The law of large numbers
Speculating a little bit further: the crowd's eye might even smartly be resourced for new authentications, as with the recently discovered Rembrandt. To find out whether a portrait is from artist A, first post as many as possible true portraits by A on the web, together with the target painting. And just ask the crowd: do you believe or not that the target portrait is made by the same artist as the other ones? Now a handful responses will not help much, but with hundred thousands of them, the law of large numbers will nicely reduce the estimation error of the crowd, providing a pretty reliable indication of the ‘true’ authorship.

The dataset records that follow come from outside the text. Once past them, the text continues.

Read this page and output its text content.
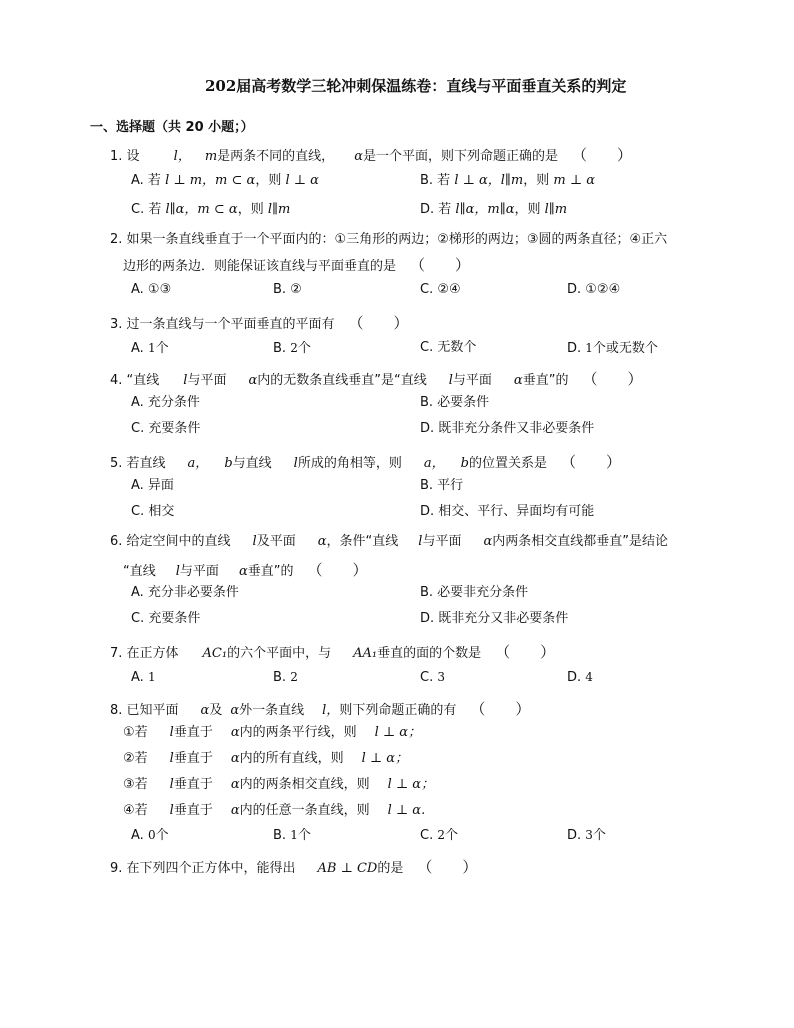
202届高考数学三轮冲刺保温练卷：直线与平面垂直关系的判定
一、选择题（共 20 小题；）
1. 设 l， m是两条不同的直线， α是一个平面，则下列命题正确的是 （　　）
A. 若 l ⊥ m，m ⊂ α，则 l ⊥ α	B. 若 l ⊥ α，l∥m，则 m ⊥ α
C. 若 l∥α，m ⊂ α，则 l∥m	D. 若 l∥α，m∥α，则 l∥m
2. 如果一条直线垂直于一个平面内的：①三角形的两边；②梯形的两边；③圆的两条直径；④正六
边形的两条边．则能保证该直线与平面垂直的是 （　　）
A. ①③	B. ②	C. ②④	D. ①②④
3. 过一条直线与一个平面垂直的平面有 （　　）
A. 1个	B. 2个	C. 无数个	D. 1个或无数个
4. “直线 l与平面 α内的无数条直线垂直”是“直线 l与平面 α垂直”的 （　　）
A. 充分条件	B. 必要条件
C. 充要条件	D. 既非充分条件又非必要条件
5. 若直线 a， b与直线 l所成的角相等，则 a， b的位置关系是 （　　）
A. 异面	B. 平行
C. 相交	D. 相交、平行、异面均有可能
6. 给定空间中的直线 l及平面 α，条件“直线 l与平面 α内两条相交直线都垂直”是结论
“直线 l与平面 α垂直”的 （　　）
A. 充分非必要条件	B. 必要非充分条件
C. 充要条件	D. 既非充分又非必要条件
7. 在正方体 AC₁的六个平面中，与 AA₁垂直的面的个数是 （　　）
A. 1	B. 2	C. 3	D. 4
8. 已知平面 α及 α外一条直线 l，则下列命题正确的有 （　　）
①若 l垂直于 α内的两条平行线，则 l ⊥ α；
②若 l垂直于 α内的所有直线，则 l ⊥ α；
③若 l垂直于 α内的两条相交直线，则 l ⊥ α；
④若 l垂直于 α内的任意一条直线，则 l ⊥ α.
A. 0个	B. 1个	C. 2个	D. 3个
9. 在下列四个正方体中，能得出 AB ⊥ CD的是 （　　）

Rigorously fleshing out questions as vague as – What is artistic style recognition?- in simple experiments, by just observing and counting. Isn’t Science as beautiful as Art?
Leiden Psychology students
The experiment was carried out by students Psychology, as part of their Bachelor thesis: Ashley Degrise, Ellen van Heijningen, Dianne Venneker, Thomas Bortslap, Esther Visser, Pascale Zwaanswijk, Emmeke Kooistra, and Jesse Sprenkels. We thank Leiden psychologists Bruno Bocanegra, Lisa van Es and Kerwin Olfers for their help, and the Booijmans van Beuningen Museum and Codart, for providing the stimulus materials. Dr Fenna Poletiek presented the results at the international meeting of CODART, in the Prado Museum in Madrid.